Le «secret» fonctionne-t-il vraiment? De tout temps, la question a alimenté les discussions, notamment dans le canton de Fribourg où la parution d'un livre sur le sujet avait fait un carton en 2008 («Guérisseurs, rebouteux et faiseurs de secret en Suisse romande», par Magali Jenny).
Les détenteurs de cette formule, qui se transmet de personne en personne, ont des facultés aussi diverses que d'aider à retrouver les objets perdus.
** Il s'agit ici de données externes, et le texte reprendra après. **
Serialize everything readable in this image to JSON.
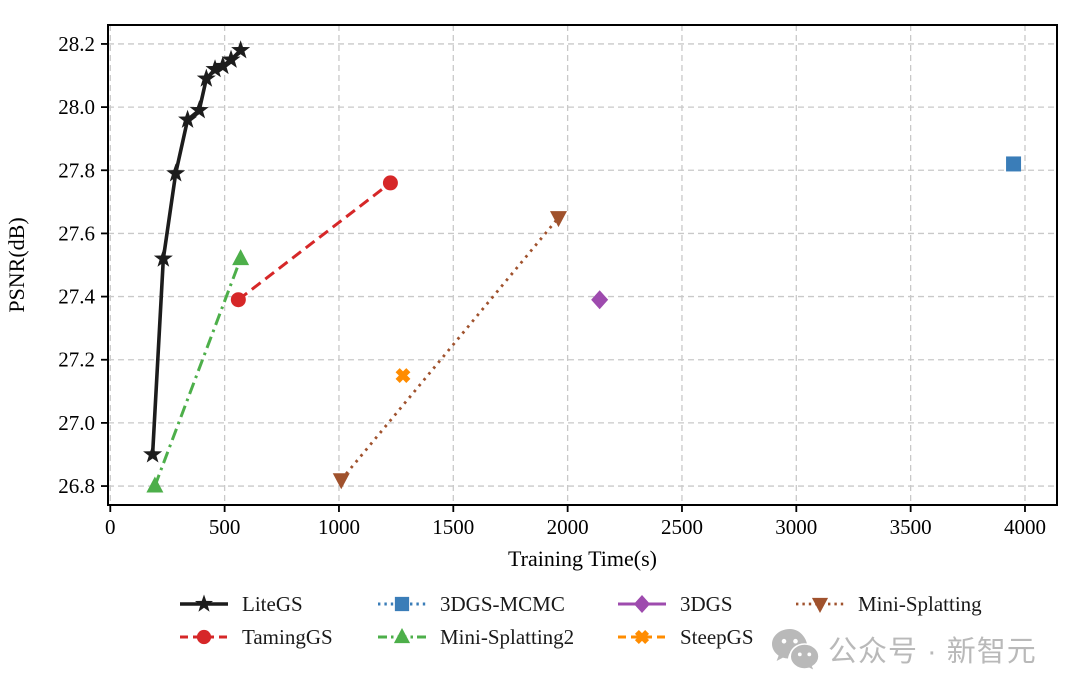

Mais, la plupart du temps, ils participent à guérir des maux physiques, principalement les blessures et les saignements.
Cette médecine populaire est-elle efficace? La question interpelle aussi les scientifiques. Une étude menée par un groupe de chercheurs, dont les résultats sont parus il y a quelques jours dans l'«Open Heart Journal», a tenté pour la première fois de le déterminer, comme l'a expliqué l'un des auteurs à «La Liberté».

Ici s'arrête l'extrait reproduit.